The typical American today believes that a CEO is paid too much for the work they do. They hear stories about the 1 percent twiddling their thumbs at work and getting loads of extra money they do not deserve.

Though the reasons can be hard for the average citizen to relate to, there is reasoning for why CEOs make so much money. What could validate the 163,000 dollar average salary Payscale.com claim CEOs have? Death. More specifically, the sudden removal of a CEO from a company. If once the CEO dies or moves on from the company, the company experiences a gain, then they were being overpaid because the CEO was losing the company money. However, if stock prices plummet once the CEO leaves, their salary was not taking from the company as much as the individual was adding, proving the costs worth it. Though one may agree or disagree with this principle, this is the way most salaries are decided; an employee is paid an amount near what they add to the company, and if their salary causes the company to take a hit, they are being paid too much. Why not pay them much lower, then, to give the company as much gain as possible from their involvement? Because if a person is paid too much less than what they bring to the company, they will leave.

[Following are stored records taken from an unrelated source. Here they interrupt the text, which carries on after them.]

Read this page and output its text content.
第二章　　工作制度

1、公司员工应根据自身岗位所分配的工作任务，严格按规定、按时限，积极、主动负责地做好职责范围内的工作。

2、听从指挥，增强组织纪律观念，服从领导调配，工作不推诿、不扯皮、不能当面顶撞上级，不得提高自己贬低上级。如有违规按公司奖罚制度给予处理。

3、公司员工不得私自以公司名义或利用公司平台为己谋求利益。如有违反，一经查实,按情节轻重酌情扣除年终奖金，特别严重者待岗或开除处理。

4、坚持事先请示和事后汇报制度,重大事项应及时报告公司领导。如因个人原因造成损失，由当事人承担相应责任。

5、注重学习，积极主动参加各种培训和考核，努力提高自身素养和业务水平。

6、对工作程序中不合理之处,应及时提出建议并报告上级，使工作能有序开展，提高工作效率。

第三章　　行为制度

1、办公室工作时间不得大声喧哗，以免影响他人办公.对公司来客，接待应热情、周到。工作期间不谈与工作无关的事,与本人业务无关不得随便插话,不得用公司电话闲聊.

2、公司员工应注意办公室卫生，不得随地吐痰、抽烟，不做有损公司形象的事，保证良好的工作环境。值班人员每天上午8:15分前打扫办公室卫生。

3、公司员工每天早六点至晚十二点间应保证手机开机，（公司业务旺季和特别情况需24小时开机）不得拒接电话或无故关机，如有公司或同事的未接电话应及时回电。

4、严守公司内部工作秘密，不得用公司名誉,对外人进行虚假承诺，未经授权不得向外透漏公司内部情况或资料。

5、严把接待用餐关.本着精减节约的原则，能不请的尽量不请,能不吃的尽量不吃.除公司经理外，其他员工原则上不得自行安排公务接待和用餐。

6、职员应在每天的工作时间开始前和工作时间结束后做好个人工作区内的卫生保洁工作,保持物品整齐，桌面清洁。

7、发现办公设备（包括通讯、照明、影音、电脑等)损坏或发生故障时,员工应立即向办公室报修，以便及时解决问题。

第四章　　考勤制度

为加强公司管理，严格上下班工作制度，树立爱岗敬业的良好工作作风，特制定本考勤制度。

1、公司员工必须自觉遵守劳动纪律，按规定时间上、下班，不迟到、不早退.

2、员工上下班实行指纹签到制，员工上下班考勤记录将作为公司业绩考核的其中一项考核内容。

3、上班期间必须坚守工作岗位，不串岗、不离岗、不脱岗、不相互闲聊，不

This may not be possible for minimum wage workers who are living paycheck to paycheck, and thus must take what they get to get by, but at a CEO’s level if they feel undervalued, they will seek other work, or if another company believes it can make a better offer without exceeding that value, it will lure them away.

Some criticism in the business world has cropped up on the topic, less that CEOs in general should have a major pay cut; more accurately, they want there to be stronger connection between CEO pay and performance.

CEOs can be put in danger, and often costs can be allocated to pay for security systems, though sometimes the company will cover these if they seem reasonably directly connectable to the CEO’s involvement with the company.     As the Harvard Business Review puts it, “More aggressive pay-for-performance systems (and a higher probability of dismissal for poor performance) would produce sharply lower compensation for less talented managers. Over time, these managers would be replaced by more able and more highly motivated executives who would, on average, perform better and earn higher levels of pay.”